Tian Feng, Lu Saicong, Yang Zhenjie, Zhao Tingting, Li Penghui, Zhang Haifang
Hebei Key Laboratory of Medical Data Science, Handan, Hebei, China.
Institute of Biomedical Informatics, Hebei University of Engineering, Handan, Hebei, China.
Front Public Health. 2025 Mar 28;13:1548462. doi: 10.3389/fpubh.2025.1548462. eCollection 2025.
The evaluation of the accessibility of prehospital emergency medical facilities plays a vital role in the rational allocation of urban medical resources. Proper emergency medical services (EMS) planning based on accessibility evaluations can facilitate a more equitable distribution of healthcare services, thereby reducing disparities in emergency care availability across different urban areas. Prehospital EMS is often highly urgent, requiring effective intervention for patients in the shortest possible time.

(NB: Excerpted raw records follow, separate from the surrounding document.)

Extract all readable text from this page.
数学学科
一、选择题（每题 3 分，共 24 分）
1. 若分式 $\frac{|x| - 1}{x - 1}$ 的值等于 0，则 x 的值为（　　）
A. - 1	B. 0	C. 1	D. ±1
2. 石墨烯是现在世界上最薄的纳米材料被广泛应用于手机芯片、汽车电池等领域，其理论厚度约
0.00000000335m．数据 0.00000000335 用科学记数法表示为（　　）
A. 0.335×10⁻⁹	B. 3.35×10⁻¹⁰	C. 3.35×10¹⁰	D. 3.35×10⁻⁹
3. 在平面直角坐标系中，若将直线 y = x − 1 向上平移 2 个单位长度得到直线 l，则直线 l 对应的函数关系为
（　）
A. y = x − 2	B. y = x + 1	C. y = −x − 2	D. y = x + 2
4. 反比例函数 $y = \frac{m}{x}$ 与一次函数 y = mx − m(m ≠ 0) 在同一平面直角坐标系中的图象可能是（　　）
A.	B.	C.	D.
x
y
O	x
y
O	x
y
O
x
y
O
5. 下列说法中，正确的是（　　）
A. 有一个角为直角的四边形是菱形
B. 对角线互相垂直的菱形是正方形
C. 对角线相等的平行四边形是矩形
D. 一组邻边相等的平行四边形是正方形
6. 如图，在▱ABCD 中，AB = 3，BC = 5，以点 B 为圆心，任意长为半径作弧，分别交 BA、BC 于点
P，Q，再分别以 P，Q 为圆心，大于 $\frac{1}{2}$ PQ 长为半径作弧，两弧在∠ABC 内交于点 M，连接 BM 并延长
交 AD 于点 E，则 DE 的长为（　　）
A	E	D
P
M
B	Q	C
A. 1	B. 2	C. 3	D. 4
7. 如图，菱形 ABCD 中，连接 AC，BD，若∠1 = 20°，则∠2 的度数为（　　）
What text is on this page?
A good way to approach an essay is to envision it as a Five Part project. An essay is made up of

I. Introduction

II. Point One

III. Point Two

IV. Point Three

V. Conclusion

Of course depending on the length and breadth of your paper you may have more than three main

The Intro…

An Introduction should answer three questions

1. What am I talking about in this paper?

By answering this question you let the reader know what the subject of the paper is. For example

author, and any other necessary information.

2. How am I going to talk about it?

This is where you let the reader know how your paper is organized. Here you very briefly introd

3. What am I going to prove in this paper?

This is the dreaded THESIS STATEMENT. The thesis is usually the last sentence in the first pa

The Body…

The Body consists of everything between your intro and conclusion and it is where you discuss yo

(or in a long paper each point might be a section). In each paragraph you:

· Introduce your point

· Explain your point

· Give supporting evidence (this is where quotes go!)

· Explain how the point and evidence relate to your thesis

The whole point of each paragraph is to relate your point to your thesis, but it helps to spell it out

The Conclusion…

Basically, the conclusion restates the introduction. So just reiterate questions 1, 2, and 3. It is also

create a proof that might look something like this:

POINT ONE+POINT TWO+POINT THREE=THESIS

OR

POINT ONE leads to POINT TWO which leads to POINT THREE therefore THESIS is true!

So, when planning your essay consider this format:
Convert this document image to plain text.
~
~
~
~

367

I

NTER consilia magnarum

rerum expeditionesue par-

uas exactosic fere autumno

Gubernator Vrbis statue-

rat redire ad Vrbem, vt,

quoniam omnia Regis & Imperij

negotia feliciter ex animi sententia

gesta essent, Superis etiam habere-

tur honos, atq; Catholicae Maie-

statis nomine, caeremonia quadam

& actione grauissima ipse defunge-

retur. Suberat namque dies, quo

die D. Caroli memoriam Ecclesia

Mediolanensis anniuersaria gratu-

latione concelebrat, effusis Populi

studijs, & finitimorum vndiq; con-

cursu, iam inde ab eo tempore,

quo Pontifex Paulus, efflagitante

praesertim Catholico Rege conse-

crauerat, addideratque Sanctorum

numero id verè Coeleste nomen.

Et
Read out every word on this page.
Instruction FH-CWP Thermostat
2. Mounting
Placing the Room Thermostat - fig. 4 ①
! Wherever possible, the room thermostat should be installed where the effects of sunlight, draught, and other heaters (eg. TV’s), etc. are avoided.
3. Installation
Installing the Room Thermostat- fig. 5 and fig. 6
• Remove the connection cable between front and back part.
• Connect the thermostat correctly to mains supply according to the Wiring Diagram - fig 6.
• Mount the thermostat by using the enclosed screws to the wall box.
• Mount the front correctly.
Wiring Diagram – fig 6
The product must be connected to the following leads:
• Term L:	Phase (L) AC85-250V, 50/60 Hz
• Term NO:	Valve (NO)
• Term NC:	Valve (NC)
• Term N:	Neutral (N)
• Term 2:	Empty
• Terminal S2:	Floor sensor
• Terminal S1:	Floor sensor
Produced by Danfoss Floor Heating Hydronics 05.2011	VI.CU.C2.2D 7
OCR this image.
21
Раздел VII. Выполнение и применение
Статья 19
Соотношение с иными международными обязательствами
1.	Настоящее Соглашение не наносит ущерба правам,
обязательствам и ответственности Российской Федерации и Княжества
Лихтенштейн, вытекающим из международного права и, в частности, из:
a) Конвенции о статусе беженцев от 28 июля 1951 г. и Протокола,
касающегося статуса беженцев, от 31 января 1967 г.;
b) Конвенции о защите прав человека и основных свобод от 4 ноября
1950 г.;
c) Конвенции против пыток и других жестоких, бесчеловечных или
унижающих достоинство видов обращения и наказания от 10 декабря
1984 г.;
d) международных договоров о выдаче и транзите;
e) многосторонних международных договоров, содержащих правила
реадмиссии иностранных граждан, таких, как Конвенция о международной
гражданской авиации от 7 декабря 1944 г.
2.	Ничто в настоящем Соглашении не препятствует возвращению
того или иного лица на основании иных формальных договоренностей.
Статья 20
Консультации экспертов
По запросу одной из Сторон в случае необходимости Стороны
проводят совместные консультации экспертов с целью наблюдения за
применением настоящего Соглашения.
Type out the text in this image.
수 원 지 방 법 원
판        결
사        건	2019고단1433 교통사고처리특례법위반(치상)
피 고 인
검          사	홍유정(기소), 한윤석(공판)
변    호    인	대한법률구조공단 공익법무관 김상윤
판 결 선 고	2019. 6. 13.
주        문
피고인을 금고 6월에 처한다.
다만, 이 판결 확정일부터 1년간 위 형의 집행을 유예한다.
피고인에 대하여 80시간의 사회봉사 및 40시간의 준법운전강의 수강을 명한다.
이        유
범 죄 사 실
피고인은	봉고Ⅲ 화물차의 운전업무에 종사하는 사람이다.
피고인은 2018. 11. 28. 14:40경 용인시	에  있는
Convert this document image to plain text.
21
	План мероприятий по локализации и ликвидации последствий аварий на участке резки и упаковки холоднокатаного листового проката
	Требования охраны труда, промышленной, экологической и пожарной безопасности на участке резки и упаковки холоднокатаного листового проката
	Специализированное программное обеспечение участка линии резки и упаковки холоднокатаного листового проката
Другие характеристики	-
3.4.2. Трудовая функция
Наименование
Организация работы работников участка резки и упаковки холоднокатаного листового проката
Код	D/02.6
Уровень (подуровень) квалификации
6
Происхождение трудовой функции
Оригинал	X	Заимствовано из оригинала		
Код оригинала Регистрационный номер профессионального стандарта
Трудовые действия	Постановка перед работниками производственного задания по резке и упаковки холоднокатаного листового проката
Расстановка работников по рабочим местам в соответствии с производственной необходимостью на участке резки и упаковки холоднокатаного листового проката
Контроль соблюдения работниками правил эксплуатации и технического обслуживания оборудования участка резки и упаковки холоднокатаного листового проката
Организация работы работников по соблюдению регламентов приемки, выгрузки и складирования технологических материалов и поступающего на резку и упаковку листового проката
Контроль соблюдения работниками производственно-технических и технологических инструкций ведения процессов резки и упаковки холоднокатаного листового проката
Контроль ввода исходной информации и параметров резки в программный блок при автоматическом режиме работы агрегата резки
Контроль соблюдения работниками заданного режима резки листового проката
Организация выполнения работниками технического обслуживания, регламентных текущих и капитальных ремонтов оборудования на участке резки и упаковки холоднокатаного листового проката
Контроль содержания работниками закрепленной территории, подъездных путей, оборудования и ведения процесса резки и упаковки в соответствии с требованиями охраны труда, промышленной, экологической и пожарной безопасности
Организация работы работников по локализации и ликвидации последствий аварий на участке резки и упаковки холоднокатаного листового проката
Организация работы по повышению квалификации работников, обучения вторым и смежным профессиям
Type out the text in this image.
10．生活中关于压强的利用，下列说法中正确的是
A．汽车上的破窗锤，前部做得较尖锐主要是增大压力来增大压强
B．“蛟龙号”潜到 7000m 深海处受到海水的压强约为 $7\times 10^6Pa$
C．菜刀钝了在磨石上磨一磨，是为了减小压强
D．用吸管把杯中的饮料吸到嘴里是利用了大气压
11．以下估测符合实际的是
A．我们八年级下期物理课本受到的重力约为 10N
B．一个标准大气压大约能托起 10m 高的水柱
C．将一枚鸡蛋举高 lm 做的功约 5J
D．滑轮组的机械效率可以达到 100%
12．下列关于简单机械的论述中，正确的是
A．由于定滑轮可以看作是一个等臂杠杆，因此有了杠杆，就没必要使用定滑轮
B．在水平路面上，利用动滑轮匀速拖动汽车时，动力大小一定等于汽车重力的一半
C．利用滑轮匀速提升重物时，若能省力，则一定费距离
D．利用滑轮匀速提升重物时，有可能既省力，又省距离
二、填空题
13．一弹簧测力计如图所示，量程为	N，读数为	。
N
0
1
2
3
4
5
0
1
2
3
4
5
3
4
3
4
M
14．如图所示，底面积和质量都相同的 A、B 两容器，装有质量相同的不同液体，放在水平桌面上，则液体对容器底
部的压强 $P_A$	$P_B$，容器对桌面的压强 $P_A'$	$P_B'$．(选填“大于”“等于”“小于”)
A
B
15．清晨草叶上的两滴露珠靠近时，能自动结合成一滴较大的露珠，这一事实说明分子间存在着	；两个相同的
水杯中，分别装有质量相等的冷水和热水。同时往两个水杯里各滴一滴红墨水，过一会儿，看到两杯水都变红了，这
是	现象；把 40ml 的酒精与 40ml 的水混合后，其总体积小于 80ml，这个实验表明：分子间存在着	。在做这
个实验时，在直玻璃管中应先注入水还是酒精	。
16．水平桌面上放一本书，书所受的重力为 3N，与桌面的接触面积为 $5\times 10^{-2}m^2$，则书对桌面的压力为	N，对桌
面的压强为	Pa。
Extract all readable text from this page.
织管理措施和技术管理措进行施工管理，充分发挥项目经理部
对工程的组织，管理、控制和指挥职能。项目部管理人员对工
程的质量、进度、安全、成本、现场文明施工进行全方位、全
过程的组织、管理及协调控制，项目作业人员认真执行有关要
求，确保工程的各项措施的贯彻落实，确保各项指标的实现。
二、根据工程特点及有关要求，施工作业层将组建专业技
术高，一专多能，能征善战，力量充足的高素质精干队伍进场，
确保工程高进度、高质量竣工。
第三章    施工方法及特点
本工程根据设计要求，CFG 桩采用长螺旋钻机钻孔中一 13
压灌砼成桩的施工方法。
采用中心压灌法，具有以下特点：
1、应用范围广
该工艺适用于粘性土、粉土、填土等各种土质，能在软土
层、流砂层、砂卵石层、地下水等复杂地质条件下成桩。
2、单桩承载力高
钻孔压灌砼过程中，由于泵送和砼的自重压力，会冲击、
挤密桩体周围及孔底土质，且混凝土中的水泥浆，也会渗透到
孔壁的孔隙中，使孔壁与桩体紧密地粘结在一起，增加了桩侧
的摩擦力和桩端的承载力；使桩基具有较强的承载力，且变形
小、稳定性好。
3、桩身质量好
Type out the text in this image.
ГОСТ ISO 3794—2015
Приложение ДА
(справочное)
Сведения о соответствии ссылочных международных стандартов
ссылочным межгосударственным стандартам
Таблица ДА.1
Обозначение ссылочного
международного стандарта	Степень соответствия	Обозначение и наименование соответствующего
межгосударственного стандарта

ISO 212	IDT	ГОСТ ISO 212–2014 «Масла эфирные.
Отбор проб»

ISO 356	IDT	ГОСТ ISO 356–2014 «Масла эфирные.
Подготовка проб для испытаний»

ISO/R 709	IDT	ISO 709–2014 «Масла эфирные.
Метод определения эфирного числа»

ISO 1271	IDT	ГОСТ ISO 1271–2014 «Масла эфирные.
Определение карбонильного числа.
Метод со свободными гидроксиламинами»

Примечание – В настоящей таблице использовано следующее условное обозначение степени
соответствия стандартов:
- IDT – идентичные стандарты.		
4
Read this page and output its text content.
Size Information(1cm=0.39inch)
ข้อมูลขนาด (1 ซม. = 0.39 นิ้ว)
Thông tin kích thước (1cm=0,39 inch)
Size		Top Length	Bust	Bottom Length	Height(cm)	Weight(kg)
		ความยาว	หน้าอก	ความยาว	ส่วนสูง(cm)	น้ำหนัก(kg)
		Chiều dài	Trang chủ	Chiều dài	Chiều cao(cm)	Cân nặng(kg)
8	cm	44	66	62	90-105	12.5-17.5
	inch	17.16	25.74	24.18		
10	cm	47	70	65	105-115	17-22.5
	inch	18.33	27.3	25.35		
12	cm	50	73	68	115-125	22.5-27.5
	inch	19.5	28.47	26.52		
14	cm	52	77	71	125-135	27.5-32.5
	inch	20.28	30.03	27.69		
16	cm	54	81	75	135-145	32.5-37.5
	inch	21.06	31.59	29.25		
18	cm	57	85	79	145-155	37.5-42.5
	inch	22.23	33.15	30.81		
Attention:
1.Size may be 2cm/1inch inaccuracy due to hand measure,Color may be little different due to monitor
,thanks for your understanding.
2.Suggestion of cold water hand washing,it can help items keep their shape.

To meet this need, the model incorporated distance-based selection probabilities to optimize decision making by considering both geographical location and the distribution of emergency resources, making it more compatible with the practical demands of prehospital EMS. In this study, the GAUSS-Probability Two-step Floating Catchment Area (GP2SFCA) method was applied to evaluate the spatial distribution of access to prehospital EMS in Handan City and to assess accessibility differences by comparing it with various models.
The results demonstrated that the GP2SFCA model achieved significantly improved performance, with an average correlation coefficient of 0.7017, indicating a notably higher predictive accuracy. In contrast, other models, including the Cumulative-Opportunity Rectangular (CUMR), Kernel Density (KD), and GAUSS models, showed a much lower average correlation coefficient of 0.1542. This comparison showed that the GP2SFCAmodel achieved optimized accuracy, increasing its applicability to real world scenarios.
Our study significantly improved the evaluation and optimization of the spatial distribution of medical resources in the Handan region, offering crucial decision support for enhancing the reachability of regional medical services via its meticulous analysis of accessibility and resource allocation.
院前急救医疗设施可达性评估在城市医疗资源合理配置中起着至关重要的作用。基于可达性评估进行合理的紧急医疗服务(EMS)规划,能够促进医疗服务更公平地分配,从而减少不同城市区域在紧急医疗服务可及性方面的差异。院前急救通常非常紧急,需要在尽可能短的时间内对患者进行有效干预。
为满足这一需求,该模型纳入了基于距离的选择概率,通过考虑地理位置和应急资源分布来优化决策,使其更符合院前急救的实际需求。在本研究中,采用高斯概率两步浮动捕获区域(GP2SFCA)方法评估邯郸市院前急救的可达性空间分布,并与各种模型进行比较以评估可达性差异。
结果表明,GP2SFCA模型性能显著提升,平均相关系数为0.7017,表明预测准确性明显更高。相比之下,其他模型,包括累积机会矩形(CUMR)、核密度(KD)和高斯模型,平均相关系数低得多,为0.1542。这种比较表明,GP2SFCA模型实现了优化的准确性,提高了其在现实场景中的适用性。
我们的研究显著改进了邯郸地区医疗资源空间分布的评估和优化,通过对可达性和资源配置的细致分析,为提高区域医疗服务的可达性提供了关键的决策支持。